Food & Drink

The Best Cincinnati Chili in Cincinnati

Visitors to Price Hill Chili are greeted with mementos from perhaps its most famous visitor: former Vice President Dick Cheney, who swung through on a reelection tour in 2004. (Contemporary reports say he was “too busy chatting” to eat but got chili to go for his campaign bus.) The vast majority of the time, however, this restaurant is for locals.

Most chili parlors don’t serve alcohol—a holdover from their Prohibition-era origins—but Price Hill Chili is attached to a full-service bar called the Golden Fleece. A fine selection of local beers and bourbons pairs nicely with this chili, a cinnamon-forward concoction with a surprising bit of lingering heat. Here, in particular, I appreciate the pairing of chili with crisp, neutral oyster crackers.

The restaurant’s sprawling complex of rooms, managed by second-generation owner Steve Beltsos, is a de facto community center for the tight-knit Price Hill neighborhood on Cincinnati’s West Side. When I ate here as a kid with my cousin Pat, a longtime resident, we couldn’t pass a table without being greeted by parishioners from her Catholic church or old students from her career as a school librarian. The walls hold lots of sports memorabilia from nearby Elder High, and alumni regularly gather to reminisce about their glory days over lunch.

Order: I lean into the heat of Price Hill Chili and order the Hot Chili Cheese Mett.

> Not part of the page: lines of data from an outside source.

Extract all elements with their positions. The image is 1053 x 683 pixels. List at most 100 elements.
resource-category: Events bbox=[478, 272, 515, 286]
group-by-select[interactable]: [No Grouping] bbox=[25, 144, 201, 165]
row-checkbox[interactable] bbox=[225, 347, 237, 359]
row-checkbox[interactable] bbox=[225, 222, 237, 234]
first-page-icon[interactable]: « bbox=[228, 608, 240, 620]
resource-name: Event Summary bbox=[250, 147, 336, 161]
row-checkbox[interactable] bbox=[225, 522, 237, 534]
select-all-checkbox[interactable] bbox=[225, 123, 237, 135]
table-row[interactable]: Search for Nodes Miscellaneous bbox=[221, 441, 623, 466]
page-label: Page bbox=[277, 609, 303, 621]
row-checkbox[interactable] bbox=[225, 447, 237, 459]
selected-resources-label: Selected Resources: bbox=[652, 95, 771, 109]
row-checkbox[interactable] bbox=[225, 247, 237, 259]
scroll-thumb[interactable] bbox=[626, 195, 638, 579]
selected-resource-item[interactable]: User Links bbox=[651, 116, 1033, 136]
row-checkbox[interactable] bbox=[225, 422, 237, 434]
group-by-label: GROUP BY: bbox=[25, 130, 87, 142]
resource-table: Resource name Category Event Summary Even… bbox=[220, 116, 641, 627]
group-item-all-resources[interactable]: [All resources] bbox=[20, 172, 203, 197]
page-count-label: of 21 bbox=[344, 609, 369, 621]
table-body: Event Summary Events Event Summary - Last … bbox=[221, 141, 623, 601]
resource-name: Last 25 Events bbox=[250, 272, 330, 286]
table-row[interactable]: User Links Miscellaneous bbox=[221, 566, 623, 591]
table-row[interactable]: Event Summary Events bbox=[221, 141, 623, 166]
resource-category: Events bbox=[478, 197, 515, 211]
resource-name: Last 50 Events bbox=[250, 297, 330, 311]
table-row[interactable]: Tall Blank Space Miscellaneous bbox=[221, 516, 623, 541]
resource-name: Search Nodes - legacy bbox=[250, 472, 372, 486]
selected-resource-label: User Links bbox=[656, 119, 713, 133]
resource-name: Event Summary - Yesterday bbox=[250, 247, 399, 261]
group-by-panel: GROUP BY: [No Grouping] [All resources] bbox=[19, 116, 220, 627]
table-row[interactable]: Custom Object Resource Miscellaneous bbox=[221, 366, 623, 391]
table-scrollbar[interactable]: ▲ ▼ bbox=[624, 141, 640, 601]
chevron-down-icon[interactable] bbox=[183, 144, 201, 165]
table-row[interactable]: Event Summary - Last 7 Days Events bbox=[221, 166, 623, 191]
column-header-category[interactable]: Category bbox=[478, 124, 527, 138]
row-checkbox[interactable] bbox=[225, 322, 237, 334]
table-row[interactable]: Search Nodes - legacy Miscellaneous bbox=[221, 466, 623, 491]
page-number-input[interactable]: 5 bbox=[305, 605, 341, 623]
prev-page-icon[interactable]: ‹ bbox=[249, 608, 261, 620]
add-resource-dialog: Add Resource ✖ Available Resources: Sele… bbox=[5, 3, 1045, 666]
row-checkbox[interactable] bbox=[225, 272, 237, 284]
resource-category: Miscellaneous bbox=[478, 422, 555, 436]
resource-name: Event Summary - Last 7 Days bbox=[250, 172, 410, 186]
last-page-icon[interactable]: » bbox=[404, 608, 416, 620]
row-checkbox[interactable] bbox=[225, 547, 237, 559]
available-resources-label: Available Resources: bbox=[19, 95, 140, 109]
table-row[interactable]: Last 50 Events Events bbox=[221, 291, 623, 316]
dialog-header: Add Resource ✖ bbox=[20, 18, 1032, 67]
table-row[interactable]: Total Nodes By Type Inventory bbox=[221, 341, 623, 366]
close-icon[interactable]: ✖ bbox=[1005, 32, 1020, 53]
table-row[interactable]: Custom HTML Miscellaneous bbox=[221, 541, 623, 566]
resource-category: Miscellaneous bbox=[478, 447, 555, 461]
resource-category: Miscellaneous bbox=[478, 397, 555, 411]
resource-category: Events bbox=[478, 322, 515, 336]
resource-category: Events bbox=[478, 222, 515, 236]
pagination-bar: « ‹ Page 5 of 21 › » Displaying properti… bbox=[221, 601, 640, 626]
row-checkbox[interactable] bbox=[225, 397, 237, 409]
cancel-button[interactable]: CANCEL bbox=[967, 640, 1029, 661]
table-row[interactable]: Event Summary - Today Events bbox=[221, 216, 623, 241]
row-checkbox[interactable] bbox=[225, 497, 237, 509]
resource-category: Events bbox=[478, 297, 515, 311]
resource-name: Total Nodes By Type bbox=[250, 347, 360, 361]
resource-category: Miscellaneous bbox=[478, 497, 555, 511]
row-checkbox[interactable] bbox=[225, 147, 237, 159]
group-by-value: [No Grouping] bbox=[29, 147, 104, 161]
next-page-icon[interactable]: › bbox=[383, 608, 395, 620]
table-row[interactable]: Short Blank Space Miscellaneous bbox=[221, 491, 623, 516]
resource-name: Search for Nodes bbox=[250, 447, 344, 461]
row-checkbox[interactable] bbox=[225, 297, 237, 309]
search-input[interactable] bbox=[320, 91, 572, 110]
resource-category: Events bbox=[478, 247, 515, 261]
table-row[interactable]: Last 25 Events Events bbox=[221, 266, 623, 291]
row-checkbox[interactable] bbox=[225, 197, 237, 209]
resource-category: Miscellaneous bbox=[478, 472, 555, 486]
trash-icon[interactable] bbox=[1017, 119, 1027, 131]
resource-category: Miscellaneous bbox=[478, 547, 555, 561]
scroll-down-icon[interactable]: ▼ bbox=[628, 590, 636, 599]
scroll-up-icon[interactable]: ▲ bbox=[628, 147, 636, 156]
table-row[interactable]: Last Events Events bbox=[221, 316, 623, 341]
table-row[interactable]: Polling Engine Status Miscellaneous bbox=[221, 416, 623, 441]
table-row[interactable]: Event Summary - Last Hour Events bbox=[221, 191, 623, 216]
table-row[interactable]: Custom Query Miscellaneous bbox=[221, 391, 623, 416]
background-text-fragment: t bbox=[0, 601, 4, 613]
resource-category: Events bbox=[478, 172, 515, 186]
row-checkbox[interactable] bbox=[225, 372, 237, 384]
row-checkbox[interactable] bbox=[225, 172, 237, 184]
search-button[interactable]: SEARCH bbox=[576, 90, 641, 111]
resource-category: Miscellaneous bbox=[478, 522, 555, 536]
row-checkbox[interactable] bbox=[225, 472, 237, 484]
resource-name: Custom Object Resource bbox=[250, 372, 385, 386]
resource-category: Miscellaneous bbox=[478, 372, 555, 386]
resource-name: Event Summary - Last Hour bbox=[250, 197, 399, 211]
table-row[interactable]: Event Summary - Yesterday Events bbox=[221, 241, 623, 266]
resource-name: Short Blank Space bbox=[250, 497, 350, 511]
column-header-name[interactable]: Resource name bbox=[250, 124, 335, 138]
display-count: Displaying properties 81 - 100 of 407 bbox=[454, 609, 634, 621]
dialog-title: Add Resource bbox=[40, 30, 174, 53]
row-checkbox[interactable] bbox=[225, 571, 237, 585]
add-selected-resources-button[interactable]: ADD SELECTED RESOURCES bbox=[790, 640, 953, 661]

The spicy, salty German mettwurst sausage, sourced from local purveyor Queen City Sausage, works wonders as a variation on the classic coney.


Bard’s Burgers & Chili

3620 Decoursey Ave., Covington, KY 41015

It’s hard to miss Bard’s Burgers & Chili’s biggest claim to fame: the Bardzilla Challenge. A massive mural on one side of the dining room taunts diners with a tower of 11 third-of-a-pound-pound patties and two pounds of fries.

But owner and chef Jordan Stephenson has put at least as much thought into his chili. When he took over the restaurant in the Latonia neighborhood of Covington, Kentucky, in 2015, it didn’t come with a chili recipe. So he developed his own from scratch, seeking opinions from a crew of taste testers who needed sustenance for the rigors of watching Cincinnati’s NFL squad.

“We kept dialing in the recipe on Sundays over some Bengals games,” Stephenson says. “I’d go to my buddy’s house, and everybody would try it and give me their feedback.” The result combines very finely minced beef and freshly ground spices, particularly suitable for going on top of hot dogs and hamburgers. Like all good Cincinnati-area chefs, Stephenson is cagey about the exact spice mix, but it’s heavy on the warm, comforting flavors, with a solid hit of clove.

Customers can still get their chili with a side of football, thanks to a couple of big-screen TVs in the restaurant’s bar area. And if the Bengals disappoint, there’s always the vintage Waterworld pinball table, where players come face-to-face with the stoic visage of Kevin Costner.

Order: For the best of both worlds, get the Chili Craig cheeseburger, named after a regular customer and designer of the restaurant’s logo. The chili topping gives even more flavor to the thick, juicy patty; Stephenson recommends decking it out with mustard and onions to mirror the coney experience. Pair this with a jumbo order of thick-cut pickle chips, fried to a crisp golden brown and guaranteed to vanish before your burger hits the table.